Пять новых книг. Александр Марков («Русский Журнал»)
Татьяна Дашкова спорит со структуралистским подходом к советской культуре, видя его недостаточность. Легко сказать, что тоталитарное сознание, например, видит все в черно-белом цвете, или абсолютизирует фигуру отца. Но гораздо труднее увидеть в советском каноне не реализацию готовой утопии, а напротив, ее нереализованность. Часто можно слышать, что утопии опасны тем, что их можно реализовать. Вероятно, в этом афоризме речь идет не об утопиях как таковых, а о некоторых инструментальных составляющих, вроде учета, контроля и тотальной мобилизации. Утопия сама по себе, вне тоталитарного инструментария – это освобожденный труд, это труд, переставший быть проклятьем. Но в советской культуре труд оставался проклятьем, несмотря на все его прославления: ярмарки труда, вроде ВДНХ или московского метро, только оттеняли грубую повседневность отдельных управленческих решений. Труд не был сублимирован, но был рутинизирован, превращен в гипноз привычных действий. И именно такой труд и оказывается содержанием того кинопраздника, которому посвящены работы Дашковой. Например, оказывается, что советский канон «прекрасной работницы», в журналах и в кинематографе, вовсе не является единым идеологически выдержанным произведением, но представляет собой механическое соединение двух канонов 20-х годов: репортажной фотографии о труде, низкокачественной, расплывчатой, в которой медиум и есть единственный мессидж, трудовой фотоаппарат фиксирует трудовую вахту – и упрощенного гламура модного журнала. Грубые черты крестьянки оказываются вставлены в рамку артистической игривости – вот и получается сталианс.

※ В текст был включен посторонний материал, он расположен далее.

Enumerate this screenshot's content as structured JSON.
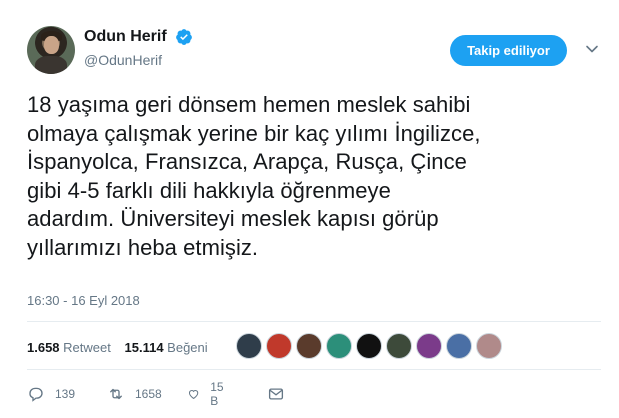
{
  "user": {
    "display_name": "Odun Herif",
    "handle": "@OdunHerif"
  },
  "follow_label": "Takip ediliyor",
  "tweet_lines": [
    "18 yaşıma geri dönsem hemen meslek sahibi",
    "olmaya çalışmak yerine bir kaç yılımı İngilizce,",
    "İspanyolca, Fransızca, Arapça, Rusça, Çince",
    "gibi 4-5 farklı dili hakkıyla öğrenmeye",
    "adardım. Üniversiteyi meslek kapısı görüp",
    "yıllarımızı heba etmişiz."
  ],
  "timestamp": "16:30 - 16 Eyl 2018",
  "stats": {
    "retweet_count": "1.658",
    "retweet_label": "Retweet",
    "like_count": "15.114",
    "like_label": "Beğeni"
  },
  "actions": {
    "reply_count": "139",
    "retweet_count": "1658",
    "like_count": "15 B"
  },
  "colors": {
    "accent": "#1da1f2",
    "muted": "#657786",
    "text": "#14171a"
  },
  "icons": [
    "verified-icon",
    "chevron-down-icon",
    "reply-icon",
    "retweet-icon",
    "like-icon",
    "direct-message-icon"
  ]
}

Важно здесь то, что отрицая буржуазность как «эксплуатацию красоты», советский канон пытался создать красоту, которую невозможно эксплуатировать, женщину-трактор, женщину-станок. Женщина-депутатка и женщина-делегатка устроены как точно такие же андроиды, как такое же глумление над красотой. Но именно это глумление и приводит к тому, что канон начинает быстро распадаться: Дашкова убедительно показывает, что советское кино могло существовать до тех пор, пока существовал скрытый конфликт: предчувствие войны, или эхо прошедшей войны. Без этого экранный конфликт был просто плоским и невыразительным (перипетии героев были не более интересны, чем перипетии производства) нужно было убедить зрителя, что этот экранный конфликт – декорация к более сильному переживанию. Попытки перенести большой внешнеполитический конфликт на экран приводили либо к тотальным неудачам («Русский сувенир» Г. Александрова), либо к разложению канона и к торжеству ностальгической бытовой трагикомедии в послесталинском кино. Ведь конфликт тем самым демеханизировался, становился видимым, по-настоящему задевал и ранил зрение. Эту рану мы и несем в себе до сих пор, в том числе, когда жалуемся на постсоветское «вырождение российского кинематографа».